The story is told from different angles, never settling on one character's point of view. I mean the story is told in a third person point of view, but the perspective always shifts from character to character. You are treated to different points of view, which gives you a wider understanding of the the characters and their actions, their hopes and their pain.
There is so much pain in this novel. Not hardcore pain, but the kind of pain that is profoundly beautiful and touching. Carley knowing that she doesn't fit, longing for the approval of her mother and later the love of her best friend. Hunter seeking the approval of everyone by being different, and drowning out his vanity and his shame of it by drinking. Their pain is mine as much as it is their own. My heart ached with yearning as I read the book, wishing things were better for the protagonists, but knowing that if they were the story wouldn't be quite as endearing.
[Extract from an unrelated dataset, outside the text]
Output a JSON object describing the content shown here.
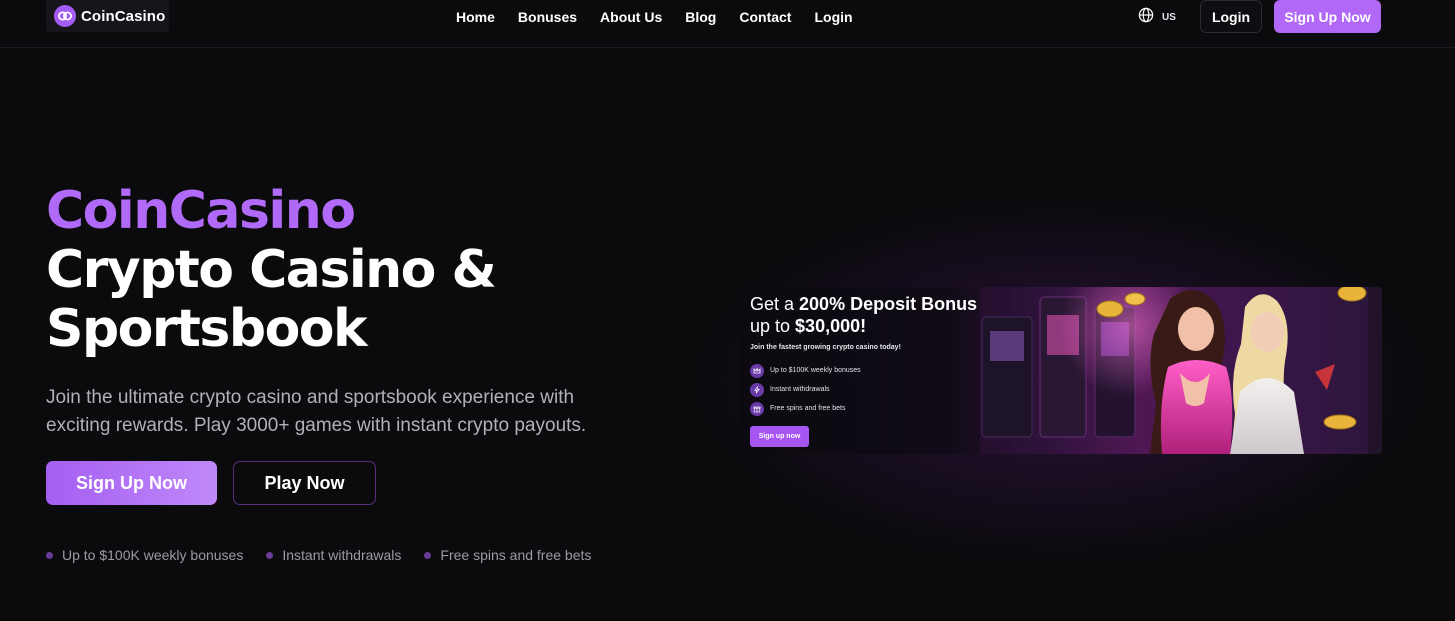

The ending of the book is a bit tragic, but I guess I should have seen it coming, I should have read it between the lines, I should have foreshadowed. But I was too hopeful that there would be there would be some sort of salvation for the characters, it didn't occur to me that the way they're stuck as deep as they are, it would take something drastic to change their lives. Everything adds up to that climax, and it caught me by surprise that it made me want to cry but I can't, because that tragedy spelled redemption for everyone.
When in his review, author Glen David Gold claimed that "you can buy a love of reading yourself, very easily, right now," I suppose (actually, I'm quite sure) that he is being literal: Buy (and read) How to Buy a Love of Reading, and you will actually acquire a love of reading. It made me want to devour books again, to be that kid who lived in the world of make believe, a world as real as it is in my head.
But more than that, the book actually made me want to write again, as in write write, not the sort of write like when I update my tumblr as if it's a diary. For the record, I never kept a diary even when I was younger, I just found it too cheesy. Yes, I had a lot of notebooks where I would write about the stuff that came into my head, but those were just snippets, ideas, that I would later write as an essay and not as a journal entry. I did not begin my entries with "Dear Diary,..."
On second thought, maybe my tumblr has actually become my diary. No, I still don't write "Dear tumblr,..." But I digress again.
To close it off, I strongly recommend that you read How to Buy a Love of Reading. It is a story that will touch you in ways that you cannot imagine, even if you think you've read everything there is to read and there is nothing that can surprise you anymore."